1. The appellant was tried by the learned Sessions Judge of Coimbatore on a charge of murder (Section 302) and two charges of administering poison with intent to commit an offence. The facts found against him were that on the night of the 6th December last at Pollachi he gave some food with which dhatura was mixed to three Malayalees in order that he might rob them of whatever they had on their person. The three men were found next morning lying out in the open and they were taken to the hospital. The medical evidence showed that all of them had been given dhatura. Two of them recovered completely. The third developed pneumonia and died on the 13th December,
2. There is no reason to differ from the finding of the learned Sessions Judge with regard to these facts. The learned Public Prosecutor has taken me through the evidence of the important prosecution witnesses, P.Ws. 1 and 2. These are the two men who recovered from the dhatura poisoning. P.W. 1 is the son of the deceased. This man identified the accused at parades held on different dates some time after the Occurrence. The accused at the trial merely pleaded that he knew nothing and that the case was false. He was not able to say why any of the witnesses should have given false evidence against him.

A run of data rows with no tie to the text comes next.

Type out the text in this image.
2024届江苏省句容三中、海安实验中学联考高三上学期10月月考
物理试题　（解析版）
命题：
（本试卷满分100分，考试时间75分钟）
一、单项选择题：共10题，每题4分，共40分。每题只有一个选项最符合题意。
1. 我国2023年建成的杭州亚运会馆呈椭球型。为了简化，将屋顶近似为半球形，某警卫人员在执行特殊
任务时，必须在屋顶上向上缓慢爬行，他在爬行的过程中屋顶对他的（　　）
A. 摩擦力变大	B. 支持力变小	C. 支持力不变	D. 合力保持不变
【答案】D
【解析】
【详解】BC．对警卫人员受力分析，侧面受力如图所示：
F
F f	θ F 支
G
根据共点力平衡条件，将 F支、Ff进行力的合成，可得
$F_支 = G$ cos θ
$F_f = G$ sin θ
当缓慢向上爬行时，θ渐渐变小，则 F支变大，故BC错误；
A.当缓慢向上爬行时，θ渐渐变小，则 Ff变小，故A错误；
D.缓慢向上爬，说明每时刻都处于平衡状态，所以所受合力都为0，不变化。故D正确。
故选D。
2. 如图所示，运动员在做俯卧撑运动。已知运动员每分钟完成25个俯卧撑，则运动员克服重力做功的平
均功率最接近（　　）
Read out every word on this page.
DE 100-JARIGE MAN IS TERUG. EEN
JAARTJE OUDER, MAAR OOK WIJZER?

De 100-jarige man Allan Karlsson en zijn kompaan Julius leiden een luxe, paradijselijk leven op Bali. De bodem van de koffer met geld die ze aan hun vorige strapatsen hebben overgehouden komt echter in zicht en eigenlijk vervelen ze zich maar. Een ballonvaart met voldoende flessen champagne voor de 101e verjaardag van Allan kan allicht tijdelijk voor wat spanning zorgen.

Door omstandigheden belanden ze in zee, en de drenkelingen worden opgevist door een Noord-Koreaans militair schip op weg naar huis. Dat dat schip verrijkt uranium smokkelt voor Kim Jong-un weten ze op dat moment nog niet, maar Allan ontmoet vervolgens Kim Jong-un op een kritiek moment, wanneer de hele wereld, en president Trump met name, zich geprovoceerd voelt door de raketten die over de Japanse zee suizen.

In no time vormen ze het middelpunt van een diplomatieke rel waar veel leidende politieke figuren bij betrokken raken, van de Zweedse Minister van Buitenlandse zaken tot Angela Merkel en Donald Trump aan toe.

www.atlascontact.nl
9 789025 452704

3. The only point that needs discussion is whether the conviction of the accused for the offence of murder is correct. The conviction for the two offences under Section 328 of poisoning P. Ws. 1 and 2 is clearly correct and the sentences of seven years' rigorous imprisonment passed upon the accused for those offences are not excessive. With regard to the person who died the learned Sessions Judge has convicted him of murder finding that he died of pneumonia consequent upon the exposure occasioned by coma or unconsciousness produced by the poison. The learned Judge refers to a case reported in Emperor v. Nanhu I.L.R.(1923) All.557. There is however one important difference between the Allahabad case and this. In the Allahabad case it was proved that the deceased died within a very short time of the dhatura poisoning and the learned Judges held that the accused ought to have been charged under Section 302, Indian Penal Code, and that his offence clearly fell within the third and fourth paragraphs of Section 300. In the present case however death was not due to dhatura poisoning. The doctor's evidence is clear that the victim recovered from dhatura poisoning and that he died of pneumonia. The question therefore is whether pneumonia was a likely consequence of the administration of dhatura. If it was likely that the victim after being given dhatura and thereby being rendered unconscious would develop pneumonia, a disease which is very often fatal, then the pneumonia can be said to be so connected with dhatura poisoning that the act of the accused in administering dhatura had caused the death of the victim. But there is no evidence that pneumonia was a probable consequence of sleeping out at Pollachi on the night of the 6th December. The doctor does not say that any one who slept out in the open on that night was likely to get pneumonia. He says merely that the man 'developed pneumonia on account probably of exposure in the open maidan on 6th December, 1940'. Thus it is not established that the pneumonia was in fact caused by the exposure. Moreover the doctor did not say that pneumonia was a probable consequence of sleeping out; and as a matter of fact it appears that the other two men who were poisoned, P. Ws. 1 and 2, although they also slept out in the open for the same length of time, did not develop pneumonia.
4. In these circumstances it is clear that the act of the accused in administering dhatura to Kunjan Nayar has not been shown to have caused his death. The conviction of the appellant for the offence of murder cannot therefore be sustained and it is set aside. The appellant must be convicted in the case of Kunjan Nayar also of an offence under Section 328, Indian Penal Code. I set aside the sentence of transportation for life and for the offence under Section 328, Indian Penal Code, I sentence the appellant to ten years' rigorous imprisonment, the sentence to run concurrently with the other two sentences of seven years' rigorous imprisonment.